Chairing a prominent select committee is an attractive goal for MPs. However, the original hope, back in the heyday of Tony Wright, was that the select committee system would become an alternative career path to ministerial or shadow ministerial office. That has not happened, and perhaps was never realistic. What has happened, however, as the Hansard Society recently identified, is that ministerial and shadow ministerial jobs and chairing select committees have now blended and intertwined to produce more diverse routes up the greasy pole of politics. Tom Tugendhat used the chairmanship of the Foreign Affairs Committee to become a leadership contender when Boris Johnson resigned last summer and is now an “attending cabinet” minister as Minister for Security at the Home Office.
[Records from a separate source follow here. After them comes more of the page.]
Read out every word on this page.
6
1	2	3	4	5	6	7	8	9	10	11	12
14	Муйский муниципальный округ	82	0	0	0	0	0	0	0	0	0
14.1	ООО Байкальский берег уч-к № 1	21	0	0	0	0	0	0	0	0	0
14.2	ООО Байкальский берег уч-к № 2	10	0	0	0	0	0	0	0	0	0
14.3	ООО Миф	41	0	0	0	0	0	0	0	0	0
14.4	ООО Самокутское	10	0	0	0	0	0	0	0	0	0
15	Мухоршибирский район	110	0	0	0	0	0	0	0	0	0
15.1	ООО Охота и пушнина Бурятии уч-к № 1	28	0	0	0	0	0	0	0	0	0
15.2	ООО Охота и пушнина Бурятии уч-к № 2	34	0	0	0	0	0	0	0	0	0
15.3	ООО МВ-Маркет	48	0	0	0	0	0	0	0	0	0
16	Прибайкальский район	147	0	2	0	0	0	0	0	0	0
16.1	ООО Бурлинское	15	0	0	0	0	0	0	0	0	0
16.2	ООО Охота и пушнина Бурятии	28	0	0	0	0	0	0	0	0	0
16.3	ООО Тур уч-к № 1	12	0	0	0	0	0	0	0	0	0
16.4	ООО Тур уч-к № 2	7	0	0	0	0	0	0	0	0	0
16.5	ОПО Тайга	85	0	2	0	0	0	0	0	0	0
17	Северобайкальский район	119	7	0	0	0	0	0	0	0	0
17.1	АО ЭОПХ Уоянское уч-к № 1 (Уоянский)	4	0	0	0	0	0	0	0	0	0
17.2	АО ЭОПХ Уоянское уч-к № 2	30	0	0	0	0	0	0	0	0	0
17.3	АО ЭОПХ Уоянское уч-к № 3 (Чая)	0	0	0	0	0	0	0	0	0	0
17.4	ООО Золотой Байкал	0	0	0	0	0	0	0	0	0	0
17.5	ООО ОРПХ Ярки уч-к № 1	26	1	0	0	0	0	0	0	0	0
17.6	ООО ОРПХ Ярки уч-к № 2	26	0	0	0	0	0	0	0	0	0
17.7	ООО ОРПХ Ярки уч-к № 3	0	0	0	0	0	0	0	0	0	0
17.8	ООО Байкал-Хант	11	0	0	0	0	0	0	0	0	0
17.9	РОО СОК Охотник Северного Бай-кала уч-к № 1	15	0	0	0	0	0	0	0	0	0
Sir Chris Bryant, a minister under Gordon Brown and a shadow minister from 2010 to 2016, probably has a higher profile and more influence in the House, at any rate, as chair of the Committee on Standards since 2020 (he was also chair of the Committee of Privileges until June 2022; the two posts are intended to be held together but Bryant stood aside from Privileges as he felt unable to act impartially in its investigation of Boris Johnson, but is expected to resume the position when that inquiry is complete).
Some progress, more to make? It is a judgement one can almost always make of the House of Commons. But it seems to hold water for the current system of select committee scrutiny. To return to the point from which we started, congratulations again to Dame Caroline Dinenage for her election as chair of the Culture, Media and Sport Committee, where she has her own contribution to make in this landscape.